İşin bir de ciddi biçimde anayasal hakları ihlal etmesi boyutu var. Bütün bir yerel seçim süreci boyunca “özel hayatımıza girdiler” diye bağıran iktidar sözcüleri, e-bilet uygulamasıyla “kanun” yoluyla, taraftarların “özel hayatına” girmekle kalmıyor, onların kişisel bilgilerini de elektronik kartlar üzerinden depolayabiliyor. Üstelik bu bilgileri kendilerince uygun gördüğü kamu ve özel kurumlara servis etme olanağına da kavuşuyorlar. Konuştuğum birçok hukuk hocası bu uygulamanın “ince” bir şekilde de olsa Anayasal hakları ihlal ettiği görüşünde birleşiyorlar.

Şimdi taraftar gruplarının önünde “Melo’nun dili” , “Emre’nin belinden” daha büyük bir sorun duruyor.
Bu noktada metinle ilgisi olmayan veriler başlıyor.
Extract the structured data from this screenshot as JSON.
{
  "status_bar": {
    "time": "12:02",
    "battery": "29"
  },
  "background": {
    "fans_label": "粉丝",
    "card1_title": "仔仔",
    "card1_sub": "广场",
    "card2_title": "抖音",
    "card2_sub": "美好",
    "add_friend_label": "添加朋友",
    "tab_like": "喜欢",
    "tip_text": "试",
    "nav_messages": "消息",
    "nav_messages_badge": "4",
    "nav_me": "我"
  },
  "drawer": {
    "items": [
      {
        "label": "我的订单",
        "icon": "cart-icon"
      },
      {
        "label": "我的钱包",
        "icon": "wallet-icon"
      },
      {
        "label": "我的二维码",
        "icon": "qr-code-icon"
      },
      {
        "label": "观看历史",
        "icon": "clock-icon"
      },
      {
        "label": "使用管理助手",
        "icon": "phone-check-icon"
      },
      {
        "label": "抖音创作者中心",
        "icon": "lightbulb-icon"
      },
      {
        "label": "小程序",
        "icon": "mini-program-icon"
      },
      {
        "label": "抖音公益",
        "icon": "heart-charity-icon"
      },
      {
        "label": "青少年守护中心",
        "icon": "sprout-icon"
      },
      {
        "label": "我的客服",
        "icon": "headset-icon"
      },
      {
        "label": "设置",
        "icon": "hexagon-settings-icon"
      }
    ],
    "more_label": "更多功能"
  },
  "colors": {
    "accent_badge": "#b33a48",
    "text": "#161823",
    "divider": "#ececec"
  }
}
Tribün kültürünü tamamen yok edecek, taraftarları fişleyecek, yoksulları statların dışına atacak, bütün taraftarların cebinden bir sermaye grubuna rant aktaracak, özel hayata ilişkin bilgilerin kamu ve özel kurumlara servisini sağlayacak e-bilet uygulamasına karşı ya bir araya gelip hukuki ve başta “boykot” dahil olmak üzere siyasi bir mücadele yapılacak ya da seneye iktidarın biçimlendirdiği tribünlerde “boynu bükük” maç izlemeye hazır olunacak.

Başka bir deyişle taraftarlar renk farkı gözetmeden bir araya gelip e-bilet uygulamasını çöpe atmazlarsa kısa bir süre sonra taraftarlardan değil “seyircilerden” söz etmeye başlayacağız.